SALA DE LO CONTENCIOSO ADMINISTRATIVO

SECCION SEGUNDA

Consejero ponente: JOAQUIN BARRETO RUIZ

Santafé de Bogotá, D.C., febrero veintiocho (28) de mil novecientos noventa y cuatro (1994).

Radicación número: 5966

Actor: ENRIQUE MONTANA GUTIERREZ Demandado: CAJA DE PREVISIÓN SOCIAL 1. - No se le reconoce personería al doctor César Augusto Solamilla Chavarro como apoderado del Departamento del Tolima, por carecer esta entidad de interés jurídico en el proceso, toda vez que la parte demandada es la Caja de Previsión Social del Tolima, establecimiento público del orden departamental y, por ende, capaz de comparecer por sí misma al proceso, como realmente lo hizo a través del Doctor Germán Barberi Perdomo (folios 38 a 43). 2. - Se decide el recurso de apelación interpuesto por la parte actora contra la sentencia del 29 de mayo de 1991, proferida por el Tribunal Administrativo del Tolima, en el proceso promovido por Enrique Montaña Gutiérrez, con el fin de que

se declare la nulidad de la resolución No. 159 de 20 de octubre de 1989, de la Dirección de la Caja de Previsión Social del Tolima, mediante la cual se declaró insubsistente su nombramiento en el cargo de Secretario General de dicho establecimiento y de que se le restablezcan los derechos supuestamente vulnerados con la expedición del acto demandado. LA SENTENCIA El Tribunal del conocimiento negó las pretensiones del demandante bajo la consideración de que en el sub - lite no se infringió la Ley 74 de 1968 que incorporó al ordenamiento jurídico del país los Pactos Internacionales de Derechos Económicos, Sociales y Culturales, de Derechos Civiles y Políticos, así como el Protocolo Facultativo de este último, aprobados por la Asamblea General de las Naciones Unidas el 16 de diciembre de 1966, pues tal incorporación no implica la abolición de la legislación vigente o la imposibilidad de desarrollar los textos constitucionales, pues tanto las Leyes como estos últimos, respetan el derecho al trabajo, el de recibir las respectiva remuneración y el de igualdad de oportunidades, así como los demás derechos a que alude el actor. El a - quo estimó igualmente, que no se presenta la infracción del Decreto 2400 de 1968, porque no es aplicable a los empleados públicos del orden departamental, como lo era el accionante, y que tampoco se da la desviación de poder endilgada al nominador, puesto que si bien, de acuerdo con la prueba testimonial, la remoción del actor se dispuso a raíz del conocimiento que aquel tuvo de que éste había recibido determinada suma de dinero para tramitar

ágilmente la liquidación y pago de las cesantías de uno de los afiliados a la Caja, la verdad es que la facultad discrecional de remoción que ostenta el nominador no se "cierra" por el solo hecho de haber incurrido el empleado en una falta disciplinaria, pues se llegaría al absurdo de que esa circunstancia le otorgue fuero de estabilidad relativa.

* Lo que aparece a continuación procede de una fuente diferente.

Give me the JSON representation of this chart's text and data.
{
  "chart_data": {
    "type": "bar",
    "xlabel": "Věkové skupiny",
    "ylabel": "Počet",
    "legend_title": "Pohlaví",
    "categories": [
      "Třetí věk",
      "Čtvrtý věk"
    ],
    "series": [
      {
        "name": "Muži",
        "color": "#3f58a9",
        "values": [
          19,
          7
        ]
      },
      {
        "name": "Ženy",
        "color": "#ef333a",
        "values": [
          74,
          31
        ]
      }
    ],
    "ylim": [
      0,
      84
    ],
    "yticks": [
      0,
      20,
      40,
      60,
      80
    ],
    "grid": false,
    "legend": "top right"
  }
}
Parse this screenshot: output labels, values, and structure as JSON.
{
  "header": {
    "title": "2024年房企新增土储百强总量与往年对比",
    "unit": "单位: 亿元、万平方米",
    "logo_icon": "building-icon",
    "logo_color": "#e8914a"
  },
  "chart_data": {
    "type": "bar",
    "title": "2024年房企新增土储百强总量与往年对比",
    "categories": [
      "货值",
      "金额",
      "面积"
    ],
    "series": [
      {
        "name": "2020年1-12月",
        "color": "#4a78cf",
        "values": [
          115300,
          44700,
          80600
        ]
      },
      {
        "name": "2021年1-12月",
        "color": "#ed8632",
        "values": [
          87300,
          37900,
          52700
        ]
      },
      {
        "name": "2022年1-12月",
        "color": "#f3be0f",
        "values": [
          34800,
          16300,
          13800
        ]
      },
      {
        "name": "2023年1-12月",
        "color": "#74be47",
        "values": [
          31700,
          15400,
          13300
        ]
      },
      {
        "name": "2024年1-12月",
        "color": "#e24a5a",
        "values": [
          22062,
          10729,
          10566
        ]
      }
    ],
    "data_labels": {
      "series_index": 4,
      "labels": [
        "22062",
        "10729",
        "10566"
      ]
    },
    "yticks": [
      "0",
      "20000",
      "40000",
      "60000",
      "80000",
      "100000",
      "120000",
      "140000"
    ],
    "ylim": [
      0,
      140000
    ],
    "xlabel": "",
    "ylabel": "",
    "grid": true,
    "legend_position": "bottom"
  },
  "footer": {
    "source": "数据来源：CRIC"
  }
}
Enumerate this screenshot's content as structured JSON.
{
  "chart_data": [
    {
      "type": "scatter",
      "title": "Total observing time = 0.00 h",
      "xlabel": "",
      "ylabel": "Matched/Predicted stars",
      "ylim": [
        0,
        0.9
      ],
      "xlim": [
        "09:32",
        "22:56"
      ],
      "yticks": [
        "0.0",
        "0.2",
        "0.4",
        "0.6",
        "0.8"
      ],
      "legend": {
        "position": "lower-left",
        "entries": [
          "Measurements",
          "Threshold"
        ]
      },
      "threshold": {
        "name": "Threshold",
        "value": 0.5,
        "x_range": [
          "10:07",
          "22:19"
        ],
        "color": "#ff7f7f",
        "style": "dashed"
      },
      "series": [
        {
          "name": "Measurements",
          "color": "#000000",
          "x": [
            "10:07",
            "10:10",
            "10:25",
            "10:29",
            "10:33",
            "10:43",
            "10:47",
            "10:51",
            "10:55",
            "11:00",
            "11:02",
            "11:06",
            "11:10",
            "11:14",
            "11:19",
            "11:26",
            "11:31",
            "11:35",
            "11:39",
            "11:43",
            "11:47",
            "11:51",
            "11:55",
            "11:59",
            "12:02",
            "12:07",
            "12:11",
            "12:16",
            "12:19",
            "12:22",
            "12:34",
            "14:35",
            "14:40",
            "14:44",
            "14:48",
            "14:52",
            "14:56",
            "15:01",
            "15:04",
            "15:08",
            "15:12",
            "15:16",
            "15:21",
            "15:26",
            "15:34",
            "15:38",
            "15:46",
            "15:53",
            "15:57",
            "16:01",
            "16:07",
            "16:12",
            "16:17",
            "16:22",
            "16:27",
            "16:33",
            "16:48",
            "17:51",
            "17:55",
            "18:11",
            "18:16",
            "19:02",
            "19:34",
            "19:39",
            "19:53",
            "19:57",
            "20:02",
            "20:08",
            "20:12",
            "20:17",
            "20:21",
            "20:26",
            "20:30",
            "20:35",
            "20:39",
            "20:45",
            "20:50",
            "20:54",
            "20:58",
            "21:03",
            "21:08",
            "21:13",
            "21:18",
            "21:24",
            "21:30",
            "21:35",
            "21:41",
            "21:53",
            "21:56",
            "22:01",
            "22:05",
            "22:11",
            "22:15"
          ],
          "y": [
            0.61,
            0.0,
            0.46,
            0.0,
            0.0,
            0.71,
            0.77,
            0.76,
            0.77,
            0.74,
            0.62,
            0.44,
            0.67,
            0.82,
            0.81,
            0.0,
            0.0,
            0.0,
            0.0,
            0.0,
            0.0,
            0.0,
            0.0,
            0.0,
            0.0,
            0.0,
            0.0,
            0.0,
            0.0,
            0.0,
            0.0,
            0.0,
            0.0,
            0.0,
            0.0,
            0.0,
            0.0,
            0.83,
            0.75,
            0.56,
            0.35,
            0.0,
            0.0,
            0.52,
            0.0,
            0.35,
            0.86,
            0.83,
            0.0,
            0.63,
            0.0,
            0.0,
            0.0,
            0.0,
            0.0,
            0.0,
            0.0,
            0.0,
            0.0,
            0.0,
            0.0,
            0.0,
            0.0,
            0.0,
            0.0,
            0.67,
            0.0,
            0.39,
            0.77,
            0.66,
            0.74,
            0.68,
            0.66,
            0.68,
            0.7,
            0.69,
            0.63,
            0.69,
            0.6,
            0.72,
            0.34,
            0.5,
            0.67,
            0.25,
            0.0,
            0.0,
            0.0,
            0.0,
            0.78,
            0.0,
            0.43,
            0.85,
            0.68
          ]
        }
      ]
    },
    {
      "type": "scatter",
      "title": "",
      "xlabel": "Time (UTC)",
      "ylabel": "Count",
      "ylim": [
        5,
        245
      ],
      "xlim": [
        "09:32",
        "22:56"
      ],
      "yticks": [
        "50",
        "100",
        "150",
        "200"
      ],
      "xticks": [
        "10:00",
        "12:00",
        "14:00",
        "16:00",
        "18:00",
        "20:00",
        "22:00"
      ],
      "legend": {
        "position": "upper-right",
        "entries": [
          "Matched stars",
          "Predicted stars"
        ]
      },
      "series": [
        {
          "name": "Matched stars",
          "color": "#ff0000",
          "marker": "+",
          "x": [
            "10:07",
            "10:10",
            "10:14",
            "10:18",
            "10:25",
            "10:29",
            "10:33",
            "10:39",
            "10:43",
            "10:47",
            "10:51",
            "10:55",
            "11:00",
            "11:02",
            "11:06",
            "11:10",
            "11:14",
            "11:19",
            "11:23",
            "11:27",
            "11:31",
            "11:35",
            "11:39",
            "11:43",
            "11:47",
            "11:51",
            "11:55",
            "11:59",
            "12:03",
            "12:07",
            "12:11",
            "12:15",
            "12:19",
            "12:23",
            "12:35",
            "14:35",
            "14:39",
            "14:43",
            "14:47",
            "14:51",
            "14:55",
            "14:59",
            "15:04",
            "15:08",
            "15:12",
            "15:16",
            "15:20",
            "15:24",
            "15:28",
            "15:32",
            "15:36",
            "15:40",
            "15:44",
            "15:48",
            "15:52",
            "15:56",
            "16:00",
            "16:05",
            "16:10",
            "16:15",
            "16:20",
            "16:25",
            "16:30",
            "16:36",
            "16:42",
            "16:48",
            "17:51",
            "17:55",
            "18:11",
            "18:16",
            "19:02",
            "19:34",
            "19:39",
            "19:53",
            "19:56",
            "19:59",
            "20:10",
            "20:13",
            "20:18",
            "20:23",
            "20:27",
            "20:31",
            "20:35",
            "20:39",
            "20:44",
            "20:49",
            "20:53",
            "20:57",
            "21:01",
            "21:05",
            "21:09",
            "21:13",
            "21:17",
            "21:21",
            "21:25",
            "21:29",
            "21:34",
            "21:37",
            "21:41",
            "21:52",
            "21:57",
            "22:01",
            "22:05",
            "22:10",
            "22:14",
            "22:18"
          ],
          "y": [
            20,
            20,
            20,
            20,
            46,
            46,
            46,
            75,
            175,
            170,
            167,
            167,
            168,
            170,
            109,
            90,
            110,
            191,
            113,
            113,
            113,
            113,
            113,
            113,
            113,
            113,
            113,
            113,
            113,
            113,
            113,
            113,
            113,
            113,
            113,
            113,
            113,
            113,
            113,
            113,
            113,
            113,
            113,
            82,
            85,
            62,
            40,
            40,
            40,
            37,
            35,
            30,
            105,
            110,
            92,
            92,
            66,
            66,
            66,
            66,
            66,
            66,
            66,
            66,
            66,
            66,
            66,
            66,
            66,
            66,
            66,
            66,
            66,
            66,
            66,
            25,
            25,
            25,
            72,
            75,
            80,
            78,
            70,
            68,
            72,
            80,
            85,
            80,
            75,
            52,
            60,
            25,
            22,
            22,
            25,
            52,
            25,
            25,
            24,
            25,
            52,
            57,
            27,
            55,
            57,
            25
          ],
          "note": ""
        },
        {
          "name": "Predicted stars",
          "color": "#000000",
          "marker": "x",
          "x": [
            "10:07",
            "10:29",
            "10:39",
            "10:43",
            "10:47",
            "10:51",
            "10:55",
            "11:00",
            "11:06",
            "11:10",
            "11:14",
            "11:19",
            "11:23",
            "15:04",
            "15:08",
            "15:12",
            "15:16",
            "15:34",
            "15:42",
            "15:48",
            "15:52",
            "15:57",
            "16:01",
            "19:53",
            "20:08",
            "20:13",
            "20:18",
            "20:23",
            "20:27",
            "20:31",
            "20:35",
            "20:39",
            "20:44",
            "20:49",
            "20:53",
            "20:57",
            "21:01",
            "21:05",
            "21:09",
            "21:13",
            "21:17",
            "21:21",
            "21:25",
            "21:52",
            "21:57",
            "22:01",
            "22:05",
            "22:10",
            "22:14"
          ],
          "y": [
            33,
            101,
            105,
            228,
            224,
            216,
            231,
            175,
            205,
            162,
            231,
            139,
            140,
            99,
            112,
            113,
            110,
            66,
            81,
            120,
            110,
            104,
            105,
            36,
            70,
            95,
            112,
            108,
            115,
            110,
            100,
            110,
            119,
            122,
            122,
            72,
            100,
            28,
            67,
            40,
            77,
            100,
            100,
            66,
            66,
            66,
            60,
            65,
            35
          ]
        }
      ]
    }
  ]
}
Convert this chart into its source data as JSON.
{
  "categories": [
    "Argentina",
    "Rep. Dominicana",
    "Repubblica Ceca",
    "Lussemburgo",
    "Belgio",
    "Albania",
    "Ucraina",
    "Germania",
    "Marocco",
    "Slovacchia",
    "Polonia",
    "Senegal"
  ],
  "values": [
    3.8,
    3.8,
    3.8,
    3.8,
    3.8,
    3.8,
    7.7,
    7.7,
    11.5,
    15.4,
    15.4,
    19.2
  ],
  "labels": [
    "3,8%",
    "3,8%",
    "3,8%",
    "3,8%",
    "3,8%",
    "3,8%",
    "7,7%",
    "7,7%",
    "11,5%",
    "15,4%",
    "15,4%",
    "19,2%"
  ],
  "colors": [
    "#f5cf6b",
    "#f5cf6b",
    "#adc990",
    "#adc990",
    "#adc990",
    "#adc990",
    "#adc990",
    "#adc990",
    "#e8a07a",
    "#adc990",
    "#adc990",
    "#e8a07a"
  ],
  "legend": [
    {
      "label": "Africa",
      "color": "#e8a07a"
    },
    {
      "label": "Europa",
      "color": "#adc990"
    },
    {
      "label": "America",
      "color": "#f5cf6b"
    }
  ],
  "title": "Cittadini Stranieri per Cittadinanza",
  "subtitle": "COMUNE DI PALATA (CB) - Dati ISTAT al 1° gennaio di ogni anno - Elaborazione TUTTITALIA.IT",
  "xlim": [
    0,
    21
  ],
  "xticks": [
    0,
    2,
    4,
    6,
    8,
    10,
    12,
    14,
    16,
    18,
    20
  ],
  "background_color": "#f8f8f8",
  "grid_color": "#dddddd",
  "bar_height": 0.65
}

Además el fallador precisó que independientemente del proceso disciplinario, bien puede proferirse acto de separación del servicio, no propiamente porque se haya incurrido en el hecho constitutivo de la falta que origina la sanción, sino porque el servicio está afectado y es preciso adecuarlo o mejorarlo, como ocurrió en el presente caso, ya que públicamente se ponía en duda el desempeño del demandante y era contrario al buen nombre de la administración mantener a una persona empleada, cuando su proceder estaba siendo calificado de irregular. EL RECURSO El actor al sustentar la alzada, recalca que fue declarado insubsistente por el Director de la Caja, pasando por alto el trámite disciplinario que estaba obligado a adelantar, para establecer si debía o no destituirlo o si debía continuar en el empleo; que de las pruebas obrantes en autos, se desprende que no incurrió en la conducta irregular que se le imputa y que el nominador le dio credibilidad a las declaraciones del Doctor Julio César Guacanez, en el sentido de que había exigido dinero para agilizar la tramitación de la petición de reconocimiento del auxilio de cesantía de un ex - afiliado a la Caja, lo cual no se probó dentro del proceso.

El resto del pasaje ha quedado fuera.